Unit tests on Maemo (linux-arm) Fennec are live, viewable on the Mobile tinderbox page. This wouldn't have been possible without the hard work of both Ted and Joel.
Previously, I had six Nokia N810s running Talos performance tests (3 running the Tp3 page load test; the other 3 running all the other tests). I triggered all 6 at the same time, build-driven, which resulted in a lot of data for certain builds and no data at all for any builds in between test runs. I knew this wouldn't scale once I added branches and unit tests.
I now have 17 Nokia N810s running Talos + unit tests (14 production, 3 staging). 14 is more than enough to dedicate each N810 to a specific test suite, but:
With test suites of varying time requirements, single-threading the longer-running tests will result in far fewer runs of those tests (while the shorter test devices may be sitting idle), and
There is no depth. If one or two devices fall over, there are no test runs for that test suite until someone intervenes. Having devices fall over is, unfortunately, a not-uncommon event.
Instead, I image each N810 in the exact same way, so they're each capable of running any and all of the test suites. Once pooled, they're available for any buildbot builder to utilize for pending tests. As long as one N810 remains functional, there will be test data (although much slower throughput than with 14).
If these concepts seem familiar, it's because they're the same as what we're doing for Firefox builds and tests.
We split the unit tests up out of necessity.
A single run of just the Mochitest suite can take 4-6 hours or more on an N810. Adding other test suites to the same builder would delay test results even further.
The N810 reboots itself when out of memory. Joel had to "chunk" up certain test suites to avoid oom errors/reboots, just to get the tests to run. Splitting the long test suites (namely Mochitest) into multiple parallel tasks was a natural progression.
When pooled, running each test suite individually and splitting Mochitest up into four pieces gives us results much faster than long-running single-threaded tasks.
(The Firefox version of split tests is currently shown on the Firefox-Unittest tree.)
(I have to mention that this capability, running just the unit tests without having to build first, is due to Ted's packaged unit test work in Q1. We are all reaping the benefits now.)
I had to write mobile-specific unit test parsers rather than rely on the existing ones.
Since Joel's Maemkit calls run_tests.py multiple times per test suite, the total passed/failed/known numbers at the end of each run are not comprehensive.
In order to have a baseline green, we need to add an additional threshold for tests that are expected to pass on desktop Firefox but failing on Maemo Fennec.

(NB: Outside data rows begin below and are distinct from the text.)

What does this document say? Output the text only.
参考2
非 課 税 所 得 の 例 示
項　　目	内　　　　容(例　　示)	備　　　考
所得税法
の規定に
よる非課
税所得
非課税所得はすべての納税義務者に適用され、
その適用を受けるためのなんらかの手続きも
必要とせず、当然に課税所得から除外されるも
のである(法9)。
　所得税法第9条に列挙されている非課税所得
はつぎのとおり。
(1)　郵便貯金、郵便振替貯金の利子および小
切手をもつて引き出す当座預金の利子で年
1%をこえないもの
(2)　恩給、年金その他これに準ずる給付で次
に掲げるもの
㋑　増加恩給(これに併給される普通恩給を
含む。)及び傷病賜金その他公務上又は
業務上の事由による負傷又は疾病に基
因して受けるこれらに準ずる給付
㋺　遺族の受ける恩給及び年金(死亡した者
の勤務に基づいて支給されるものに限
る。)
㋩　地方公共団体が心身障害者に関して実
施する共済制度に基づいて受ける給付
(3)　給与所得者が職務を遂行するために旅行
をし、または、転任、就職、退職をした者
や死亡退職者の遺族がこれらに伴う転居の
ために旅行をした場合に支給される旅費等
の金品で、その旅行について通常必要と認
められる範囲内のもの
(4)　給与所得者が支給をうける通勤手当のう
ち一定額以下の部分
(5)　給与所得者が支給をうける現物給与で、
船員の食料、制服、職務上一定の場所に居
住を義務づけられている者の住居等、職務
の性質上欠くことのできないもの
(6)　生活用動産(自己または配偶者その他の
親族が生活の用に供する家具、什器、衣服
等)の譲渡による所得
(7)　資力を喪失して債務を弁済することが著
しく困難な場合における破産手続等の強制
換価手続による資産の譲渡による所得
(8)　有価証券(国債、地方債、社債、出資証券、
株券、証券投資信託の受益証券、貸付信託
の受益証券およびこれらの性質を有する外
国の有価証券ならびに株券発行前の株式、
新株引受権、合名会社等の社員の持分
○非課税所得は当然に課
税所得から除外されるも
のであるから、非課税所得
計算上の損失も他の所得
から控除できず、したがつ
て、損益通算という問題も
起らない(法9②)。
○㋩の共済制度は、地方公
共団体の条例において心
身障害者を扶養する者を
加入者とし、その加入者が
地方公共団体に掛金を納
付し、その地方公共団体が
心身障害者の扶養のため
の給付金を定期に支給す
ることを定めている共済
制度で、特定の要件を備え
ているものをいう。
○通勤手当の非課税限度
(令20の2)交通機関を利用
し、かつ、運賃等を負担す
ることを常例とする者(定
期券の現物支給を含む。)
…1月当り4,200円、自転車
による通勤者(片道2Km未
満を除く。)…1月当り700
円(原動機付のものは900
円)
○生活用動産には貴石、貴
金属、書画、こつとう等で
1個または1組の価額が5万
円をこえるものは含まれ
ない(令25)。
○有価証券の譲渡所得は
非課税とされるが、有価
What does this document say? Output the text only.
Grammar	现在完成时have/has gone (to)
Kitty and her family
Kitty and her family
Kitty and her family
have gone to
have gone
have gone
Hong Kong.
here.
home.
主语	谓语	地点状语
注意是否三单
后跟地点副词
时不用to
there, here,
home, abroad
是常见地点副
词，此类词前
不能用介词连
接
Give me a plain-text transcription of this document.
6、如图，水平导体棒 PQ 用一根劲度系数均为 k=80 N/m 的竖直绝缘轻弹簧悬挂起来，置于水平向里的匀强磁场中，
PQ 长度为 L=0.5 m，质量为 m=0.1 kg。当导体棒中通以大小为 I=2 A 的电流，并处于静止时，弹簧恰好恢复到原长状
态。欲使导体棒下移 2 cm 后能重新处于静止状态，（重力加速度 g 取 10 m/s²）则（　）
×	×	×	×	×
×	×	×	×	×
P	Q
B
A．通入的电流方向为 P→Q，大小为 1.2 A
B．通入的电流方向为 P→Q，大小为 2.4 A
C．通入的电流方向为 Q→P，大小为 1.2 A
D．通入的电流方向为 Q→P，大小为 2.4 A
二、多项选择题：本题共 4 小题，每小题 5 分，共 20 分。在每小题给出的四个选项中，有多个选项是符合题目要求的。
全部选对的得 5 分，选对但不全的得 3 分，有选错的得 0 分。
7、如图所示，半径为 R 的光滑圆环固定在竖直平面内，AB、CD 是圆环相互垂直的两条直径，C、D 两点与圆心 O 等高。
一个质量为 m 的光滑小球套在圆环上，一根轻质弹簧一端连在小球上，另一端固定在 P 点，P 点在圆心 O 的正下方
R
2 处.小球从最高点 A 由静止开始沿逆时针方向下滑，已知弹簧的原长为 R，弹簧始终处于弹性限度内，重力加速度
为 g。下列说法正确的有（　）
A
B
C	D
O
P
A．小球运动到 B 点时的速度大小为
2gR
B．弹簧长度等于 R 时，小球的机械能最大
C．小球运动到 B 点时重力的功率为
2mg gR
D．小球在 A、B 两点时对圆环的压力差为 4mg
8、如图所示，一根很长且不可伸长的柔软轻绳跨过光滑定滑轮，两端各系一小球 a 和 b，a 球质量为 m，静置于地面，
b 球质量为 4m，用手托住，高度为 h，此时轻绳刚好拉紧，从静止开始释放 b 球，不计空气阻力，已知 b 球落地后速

This isn't the ideal solution, but it is a relatively fast solution to get the unit tests live and green. We've been discussing different longer-term solutions to this (packaging different tests for different products/platforms? Manifests of known failures per product/platform?)
Since we allow for n number of failed tests per suite, the existence of a "TEST-UNEXPECTED-" string doesn't automatically mean WARNINGS. Instead, I need to
m = re.findall("TEST-UNEXPECTED-", string) and compare
len(m) against n.
Finally, the numbers on the waterfall (passed/failed/known) are massaged to account for n: I subtract n from the failed number and add it to known. And (hopefully) avoid going negative.
This is all a workaround until we figure out how to solve the different numbers of known failures for the disparate products/platforms.
There are still some outstanding issues and wanted features above and beyond the above: static IPs for the N810s. Tracking timeouts. Populating a unit test db like Ted's. Otherwise figuring out what causes the reds/crashes and fixing.
I think things are in a state where I can leave it alone for a bit, though. I foresee a whole lot of Windows Mobile and Windows CE in my near-term future.